Dynamic Latent Routing
For practitioners fine-tuning language models with limited data, DLR offers a method that outperforms standard supervised fine-tuning, while prior discrete-latent baselines underperform.
The paper introduces Dynamic Latent Routing (DLR), a post-training method for language models that jointly learns discrete latent codes, routing policies, and model parameters via dynamic search. In low-data fine-tuning, DLR matches or outperforms supervised fine-tuning across four datasets and six models, achieving a mean gain of +6.6 percentage points.

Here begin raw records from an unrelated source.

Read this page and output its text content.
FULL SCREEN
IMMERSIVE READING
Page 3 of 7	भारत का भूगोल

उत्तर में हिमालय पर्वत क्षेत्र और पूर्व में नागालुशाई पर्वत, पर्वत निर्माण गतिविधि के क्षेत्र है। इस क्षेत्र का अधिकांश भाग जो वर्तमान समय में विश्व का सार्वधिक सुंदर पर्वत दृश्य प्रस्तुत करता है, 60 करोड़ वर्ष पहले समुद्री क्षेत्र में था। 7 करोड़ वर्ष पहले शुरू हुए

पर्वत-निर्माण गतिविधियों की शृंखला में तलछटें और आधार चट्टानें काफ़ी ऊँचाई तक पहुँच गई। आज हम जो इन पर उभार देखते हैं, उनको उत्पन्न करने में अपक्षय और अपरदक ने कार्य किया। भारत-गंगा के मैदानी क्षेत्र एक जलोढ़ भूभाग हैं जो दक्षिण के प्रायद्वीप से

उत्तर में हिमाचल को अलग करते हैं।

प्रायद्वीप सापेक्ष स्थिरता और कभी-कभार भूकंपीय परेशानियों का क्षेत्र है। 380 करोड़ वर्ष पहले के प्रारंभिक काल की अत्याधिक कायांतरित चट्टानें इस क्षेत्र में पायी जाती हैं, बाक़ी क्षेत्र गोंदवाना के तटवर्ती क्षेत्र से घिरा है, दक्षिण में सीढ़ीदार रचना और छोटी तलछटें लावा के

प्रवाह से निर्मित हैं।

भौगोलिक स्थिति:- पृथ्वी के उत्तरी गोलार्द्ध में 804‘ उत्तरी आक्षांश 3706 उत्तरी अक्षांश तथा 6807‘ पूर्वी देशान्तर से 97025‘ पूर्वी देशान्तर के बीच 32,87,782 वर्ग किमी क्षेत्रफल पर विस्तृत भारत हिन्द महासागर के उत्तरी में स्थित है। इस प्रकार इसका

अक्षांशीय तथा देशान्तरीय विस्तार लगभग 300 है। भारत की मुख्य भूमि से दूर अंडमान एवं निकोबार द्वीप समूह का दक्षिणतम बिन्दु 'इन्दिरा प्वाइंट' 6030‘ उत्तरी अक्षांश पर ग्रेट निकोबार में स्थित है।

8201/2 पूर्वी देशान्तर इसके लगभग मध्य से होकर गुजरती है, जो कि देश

We investigate the temporal concatenation of sub-policies in Markov Decision Processes (MDP) with time-varying reward functions. We introduce General Dijkstra Search (GDS), and prove that globally optimal goal-reaching policies can be recovered through temporal composition of intermediate optimal sub-policies. Motivated by the "search, select, update" principle underlying GDS, we propose Dynamic Latent Routing (DLR), a language-model post-training method that jointly learns discrete latent codes, routing policies, and model parameters through dynamic search in a single training stage. In low-data fine-tuning settings, DLR matches or outperforms supervised fine-tuning across four datasets and six models, achieving a mean gain of +6.6 percentage points, while prior discrete-latent baselines consistently underperform SFT. Mechanistic analyses and targeted code ablations show that DLR learns structured routing behaviors with distinct causal roles.